There is pent up demand for travel after COVID 19. Airlines have increased seen increased in flight frequencies. As a result, hotels has seen sustain demand for hotel rooms with hotel room rates at high levels.
Many investors and analysts have focus on hotel REITs to ride the travel boom while some hotel stocks have been neglected by investors. In this article, we highlight 3 neglected hotel stocks that could potentially rebound
Hotel Grand Central
Hotel Grand Central owns and operates hotels and properties throughout Singapore, Malaysia, Australia and New Zealand. The founding hotel (Hotel Grand Central) was built by the late Tan Chee Hoe and his son Tan Eng Teong, who now holds the position of Chairman of the Board.
Hotel Grand Central reported revenue increase to S$149.1 million in FY2023 from S$143.5 million the previous year. The increase in revenue is due to an improvement in the hotels’ room occupancies and room rates.
Net profit saw a huge increase from S$0.8 million to S$11.9 million. The increase in profit is mainly due to lower foreign exchange loss of $1.3 million in 2023 compared to a loss of $7.1 million in 2022.
For half year ended 30 June 2024, Hotel Grand Central reported revenue decrease to S$67.9 million compared to S$73.7 million the previous year. However, net profit after tax decrease to S$7.5 million compared to S$10.4 million the previous half year.
Hotel Grand Central share price is at 52 week low. With the recovery in tourism, Hotel Grand could be one of the 3 neglected hotel stocks that could potentially rebound. You can view the company website here.
Hotel Royal
Hotel Royal owns a total of 8 hotels in Singapore, Malaysia and Thailand, with its latest acquisition of Hotel Royale Chulan Bukit Bintang in Kuala Lumpur in 2021.
The Group also owns Grand Complex, a prime commercial complex in the central business district of Wellington, New Zealand, which has approximately 278,000 square feet of lettable office and retail space, and 323 carpark lots.
For half year ended 30 June 2024, Hotel Royal reported revenue increase by 18.2% to S$32.5 million.

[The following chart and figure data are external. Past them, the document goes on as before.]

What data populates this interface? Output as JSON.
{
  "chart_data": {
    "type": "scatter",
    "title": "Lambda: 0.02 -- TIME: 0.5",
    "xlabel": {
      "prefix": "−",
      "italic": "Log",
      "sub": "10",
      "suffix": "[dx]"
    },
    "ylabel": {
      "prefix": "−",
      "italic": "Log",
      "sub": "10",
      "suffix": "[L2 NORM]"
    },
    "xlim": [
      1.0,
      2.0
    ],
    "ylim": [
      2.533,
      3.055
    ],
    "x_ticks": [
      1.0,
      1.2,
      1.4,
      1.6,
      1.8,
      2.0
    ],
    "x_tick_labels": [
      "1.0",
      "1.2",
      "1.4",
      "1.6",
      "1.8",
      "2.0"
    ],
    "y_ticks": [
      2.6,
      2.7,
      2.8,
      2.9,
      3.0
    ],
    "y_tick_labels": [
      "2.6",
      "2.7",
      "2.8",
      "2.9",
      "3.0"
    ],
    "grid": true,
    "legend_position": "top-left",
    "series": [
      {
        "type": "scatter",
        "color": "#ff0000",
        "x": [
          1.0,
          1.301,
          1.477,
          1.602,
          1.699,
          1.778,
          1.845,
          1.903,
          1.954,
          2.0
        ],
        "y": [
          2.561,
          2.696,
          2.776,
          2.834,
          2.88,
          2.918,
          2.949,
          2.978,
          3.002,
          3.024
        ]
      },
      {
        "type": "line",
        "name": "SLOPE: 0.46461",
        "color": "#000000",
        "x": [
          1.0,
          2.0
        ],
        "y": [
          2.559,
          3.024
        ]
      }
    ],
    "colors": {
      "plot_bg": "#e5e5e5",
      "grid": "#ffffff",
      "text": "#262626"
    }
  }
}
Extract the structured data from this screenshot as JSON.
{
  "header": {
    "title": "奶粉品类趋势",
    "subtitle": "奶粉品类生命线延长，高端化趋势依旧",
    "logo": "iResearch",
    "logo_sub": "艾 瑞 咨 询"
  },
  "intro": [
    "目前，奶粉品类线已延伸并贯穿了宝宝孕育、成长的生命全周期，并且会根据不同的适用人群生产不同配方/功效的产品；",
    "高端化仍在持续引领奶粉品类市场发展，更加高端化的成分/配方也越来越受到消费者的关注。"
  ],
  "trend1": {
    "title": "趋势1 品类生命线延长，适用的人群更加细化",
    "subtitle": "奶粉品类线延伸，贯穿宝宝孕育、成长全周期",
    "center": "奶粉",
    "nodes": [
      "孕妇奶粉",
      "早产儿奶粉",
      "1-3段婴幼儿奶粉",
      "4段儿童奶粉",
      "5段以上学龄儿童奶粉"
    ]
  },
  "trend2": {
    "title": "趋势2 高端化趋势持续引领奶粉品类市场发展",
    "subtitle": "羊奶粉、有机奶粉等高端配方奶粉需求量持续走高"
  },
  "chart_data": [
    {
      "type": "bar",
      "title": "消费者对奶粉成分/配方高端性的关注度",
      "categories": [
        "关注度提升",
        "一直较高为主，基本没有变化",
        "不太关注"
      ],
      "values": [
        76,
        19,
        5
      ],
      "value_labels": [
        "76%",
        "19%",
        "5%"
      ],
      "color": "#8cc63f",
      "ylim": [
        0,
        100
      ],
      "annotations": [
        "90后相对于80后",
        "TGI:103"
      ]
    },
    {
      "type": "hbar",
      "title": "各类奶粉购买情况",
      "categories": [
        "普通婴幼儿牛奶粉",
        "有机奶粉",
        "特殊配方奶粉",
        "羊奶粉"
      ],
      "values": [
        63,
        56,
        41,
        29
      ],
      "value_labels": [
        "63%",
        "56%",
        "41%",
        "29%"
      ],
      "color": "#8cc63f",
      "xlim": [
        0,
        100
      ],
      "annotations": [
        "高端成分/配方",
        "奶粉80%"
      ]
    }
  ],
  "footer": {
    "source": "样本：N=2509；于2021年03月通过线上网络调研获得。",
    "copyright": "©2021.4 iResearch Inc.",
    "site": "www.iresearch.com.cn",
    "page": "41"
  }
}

This is mainly due to improved room occupancy and upward adjustment of room rates in some of the Group’s hotels. Correspondingly, net profit is up 50.2% to S$3.4 million.
Hotel Royal share price is currently trading near 52-week low at S$1.69. It is a very illiquid stock and is seldom traded. However, when the share price rebound, it could be fast and furious too. You can view the company website here.
Hotel Properties
Hotel Properties has interests in 38 hotels under prestigious hospitality brands such as Four Seasons Hotels & Resorts, COMO Hotels & Resorts, InterContinental Hotels Group, Six Senses Hotels & Resorts and Marriott International.
The Group owns hotels, resorts and shopping galleries in 17 countries, namely, Singapore, Malaysia, Thailand, Indonesia, Maldives, Seychelles, Vanuatu, the United States of America, Bhutan, Tanzania, South Africa, Vietnam, the United Kingdom, Italy and Sri Lanka.
Hotel Properties also owns established brands like Hard Rock Cafe and Jamie’s Italian franchises.
For half year ended 30 June 2024, Hotel Properties reported revenue increase from S$319.0 million to S$347.2 million.
The increase was mainly attributable to the opening of Six Senses Kanuhura Maldives following a major refurbishment and better performance by majority of the Group’s hotels and resorts.
The Group recorded a profit before tax of $2.2 million compared to a loss before tax of $8.9 million for the corresponding period last year. With the increase in the number of people travelling, hotel properties could be one of the 3 neglected hotel stocks that could potentially rebound. You can view the company website here.Â
Conclusion
If investors wants to invest in the hotel sector due to increase in tourism, besides hotel REITs, hotel stocks could be a better choice instead. However, investors need to do their due diligence before investing in any of the hotel stocks.